Method Model Accuracy (%) AUROC (%) AUPRC (%) FPR (%)
MCD (Ours) LLaVA L16 91.0±2.3 98.6±0.1 98.8±0.1 15.2±5.2
KCD (Ours) LLaVA L16 92.0±2.1 97.7±0.9 97.2±1.2 10.1±6.1
HiddenDetect LLaVA 81.6 90.1 90.0 16.8
JailDAM CLIP 71.7 78.9 82.6 27.1
GradSafe LLaVA 66.5 75.4 79.4 64.9

Ablation Study

Configuration Description Key Result
JailDAM Simplified Eval Single benign dataset AUROC 91.3%, Precision 94.9%
JailDAM Robust Eval + Unseen benign data AUROC 70.6%, Precision 56.9%
No Projection Use high-dim hidden states directly Significant performance drop
PCA Reduction Replace learned projection Inferior to safety-aware projection

Key Findings

  • Internal representations of LVLMs contain extremely rich safety signals: Simple Mahalanobis distance OOD detection using LLaVA intermediate layer features reaches 99.4% AUROC, far exceeding JailDAM's 95.3%.
  • Intermediate layers consistently outperform early and final layers, and this "sweet spot" can be reliably identified using noisy, non-paired data.
  • Contrastive scoring is critical: One-class detection collapses when introducing unseen benign data, whereas the contrastive framework remains robust.
  • Both instantiations (MCD and KCD) are effective, indicating the framework's effectiveness does not rely on specific distributional assumptions.

Highlights & Insights

  • Safety Detection from a Representation Engineering Perspective: Does not rely on external models or multiple inferences. It uses only one forward pass of the target LVLM's intermediate layer features, resulting in extremely low computational overhead. This approach is transferable to safety protection scenarios for any LLM.
  • Principled Layer Selection Method: Jointly evaluates layer discriminative power using three complementary geometric metrics, avoiding the uncertainty of manual selection and yielding consistent conclusions across different models (intermediate layers are best).
  • Contrastive Scoring vs. One-class Detection: The experiment showing the collapse of JailDAM's precision serves as a powerful motivation, clearly explaining why both benign and malicious distributions must be modeled simultaneously.

Limitations & Future Work

  • Requires a small number of malicious samples to train the projection network. Although they do not need to match the test attack types, the method is not applicable in zero-malicious-sample scenarios.
  • Evaluation is limited to three LVLMs and a finite set of attack types; broader model and attack coverage remains to be verified.
  • Projection dimensions (256) and the \(k\) value for kNN (50) are manually set; automatic selection might further enhance performance.
  • Exploration areas: Combining RCS with safety alignment for dual protection, and dynamic layer selection (adaptive layer selection during inference).
  • vs. JailDAM: JailDAM uses CLIP embeddings for one-class OOD detection, but CLIP does not encode safety-specific signals of the target model, and the one-class design leads to over-refusal.
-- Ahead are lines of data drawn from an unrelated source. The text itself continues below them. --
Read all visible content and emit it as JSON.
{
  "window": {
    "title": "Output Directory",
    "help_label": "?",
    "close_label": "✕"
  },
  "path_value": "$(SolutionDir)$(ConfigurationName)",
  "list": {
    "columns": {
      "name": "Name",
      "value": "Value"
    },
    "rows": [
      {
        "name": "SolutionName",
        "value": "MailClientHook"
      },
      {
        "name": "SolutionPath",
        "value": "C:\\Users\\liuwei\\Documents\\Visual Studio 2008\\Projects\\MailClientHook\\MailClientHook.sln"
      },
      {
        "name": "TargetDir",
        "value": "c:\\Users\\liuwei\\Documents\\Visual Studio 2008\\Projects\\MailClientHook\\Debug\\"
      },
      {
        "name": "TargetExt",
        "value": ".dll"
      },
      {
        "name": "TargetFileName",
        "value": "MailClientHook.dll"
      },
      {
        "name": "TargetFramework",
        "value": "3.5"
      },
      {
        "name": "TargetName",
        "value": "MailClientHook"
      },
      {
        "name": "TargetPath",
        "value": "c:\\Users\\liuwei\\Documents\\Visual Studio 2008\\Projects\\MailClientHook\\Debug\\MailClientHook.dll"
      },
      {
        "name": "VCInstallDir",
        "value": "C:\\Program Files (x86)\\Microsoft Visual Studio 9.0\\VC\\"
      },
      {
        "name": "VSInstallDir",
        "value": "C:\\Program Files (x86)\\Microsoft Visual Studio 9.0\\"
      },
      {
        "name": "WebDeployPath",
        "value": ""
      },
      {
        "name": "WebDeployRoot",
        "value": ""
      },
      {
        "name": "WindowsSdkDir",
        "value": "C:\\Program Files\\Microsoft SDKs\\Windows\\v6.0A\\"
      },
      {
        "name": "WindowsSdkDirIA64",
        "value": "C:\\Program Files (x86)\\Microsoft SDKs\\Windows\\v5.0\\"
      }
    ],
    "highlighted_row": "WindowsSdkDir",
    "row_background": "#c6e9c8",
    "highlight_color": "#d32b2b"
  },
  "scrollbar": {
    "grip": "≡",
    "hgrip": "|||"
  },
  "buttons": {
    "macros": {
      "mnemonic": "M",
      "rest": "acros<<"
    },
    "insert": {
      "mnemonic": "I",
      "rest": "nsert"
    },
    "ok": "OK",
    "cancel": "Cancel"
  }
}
RCS uses the target model's own intermediate layers and contrastive scoring to fundamentally solve these two problems.
  • vs. GradSafe/HiddenDetect: GradSafe requires gradient computation, and HiddenDetect requires multi-layer feature aggregation, resulting in higher computational costs. RCS only requires the last token feature of a single layer plus a lightweight projection, making it more efficient.

Rating

  • Novelty: ⭐⭐⭐⭐ Ingeniously combines representation engineering and OOD detection for multi-modal jailbreak detection; the logic is clear and effective.
  • Experimental Thoroughness: ⭐⭐⭐⭐⭐ Rigorous evaluation across models and attack types; ablation and motivation experiments are elegantly designed.
  • Writing Quality: ⭐⭐⭐⭐⭐ Logical argumentation is tight, flowing seamlessly from motivation to design to validation.
  • Value: ⭐⭐⭐⭐ Provides a practical and efficient detection solution for the secure deployment of LVLMs.